Die zehn wichtigsten Aktien-Regeln
Gegen die größer werdenden Unwägbarkeiten sollte man sich zuallererst mit einer Strategie wappnen: Wer an kräftiges Wachstum in Deutschland glaubt, an einen anhaltenden Boom der Schwellenländer und hohen privaten Konsum, kann weiter am Aktienmarkt investieren. Wer skeptisch ist, sollte seine Bestände hingegen nicht aufstocken.
Eng verbunden mit der ersten Regel: Immer wieder kommt es vor, dass sich Dinge anders entwickeln, als man erwartet hat. Es ist wichtig, sich selbst immer wieder zu hinterfragen und nicht jeder Entwicklung hinterherzulaufen. Eine solche Reaktion zeugt nicht von einem geringen Vertrauen in die eigene Strategie.
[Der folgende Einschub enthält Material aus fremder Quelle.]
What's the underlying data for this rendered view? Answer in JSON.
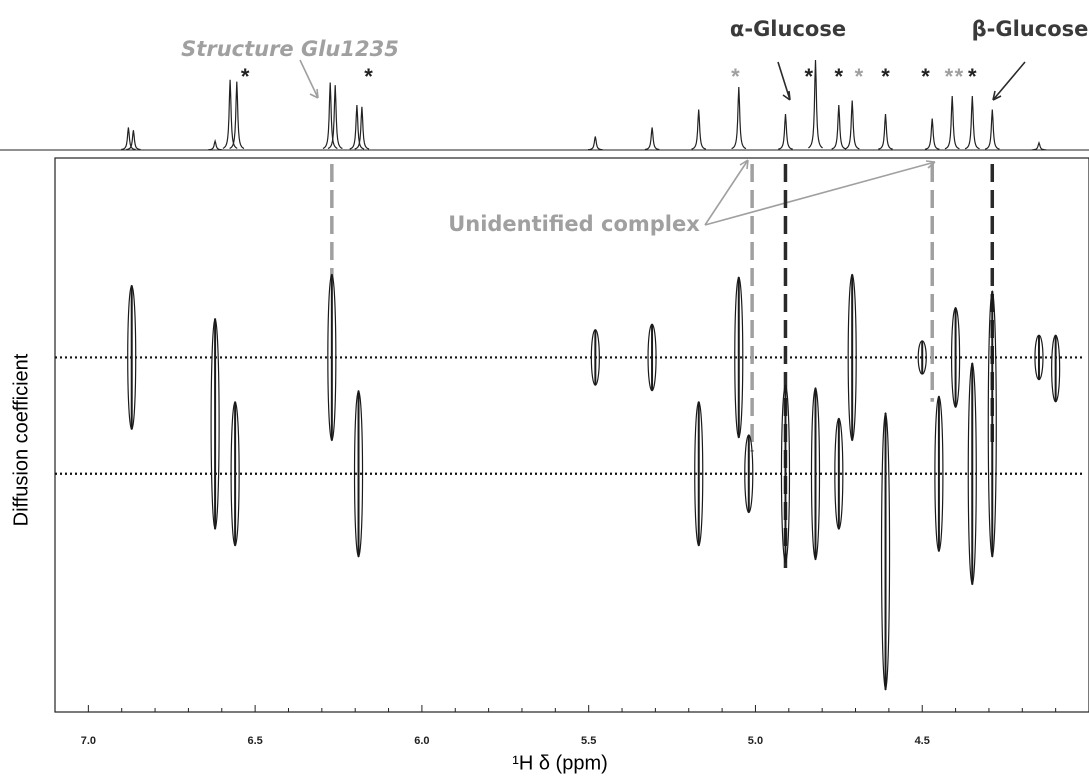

Es kostet meist auch Geld, weil die Masse schon vorher diese Richtung eingeschlagen und das Gros an Rendite eingefahren hat.
Groß oder klein, spekulativ oder konservativ, liquide oder illiquide, dividendenstark oder dividendenschwach, Substanz oder Wachstum: Bei Aktien ist die Auswahl riesig. Der richtige Mix aus spekulativen und konservativen Titeln hilft, Schwankungen zwischen guten und schlechten Zeiten auszugleichen. Nicht zu unterschätzen sind starke Dividendenzahler, die Jahr für Jahr den Grundstock für eine solide Rendite legen.
Keine Frage, die Börsen haben in den vergangenen zehn Jahren stärker geschwankt als in allen Dekaden zuvor. Das wird so bleiben, mit wachsendem Computerhandel sogar noch zunehmen. Wer sein Risiko minimieren will, baut Barrieren ein – sogenannte Stopps. Gerne werden Stopps bei 20 Prozent über und unterhalb des aktuellen Kurses gewählt. Dann wird automatisch verkauft, wenn diese Grenzen erreicht sind. Kommt eine Phase überraschend steigender Kurse mit anhaltendem Aufwärtstrend, lässt sich die Barriere leicht nach oben verschieben. Wichtig ist dann, auch die Barriere am unteren Ende nachzuziehen.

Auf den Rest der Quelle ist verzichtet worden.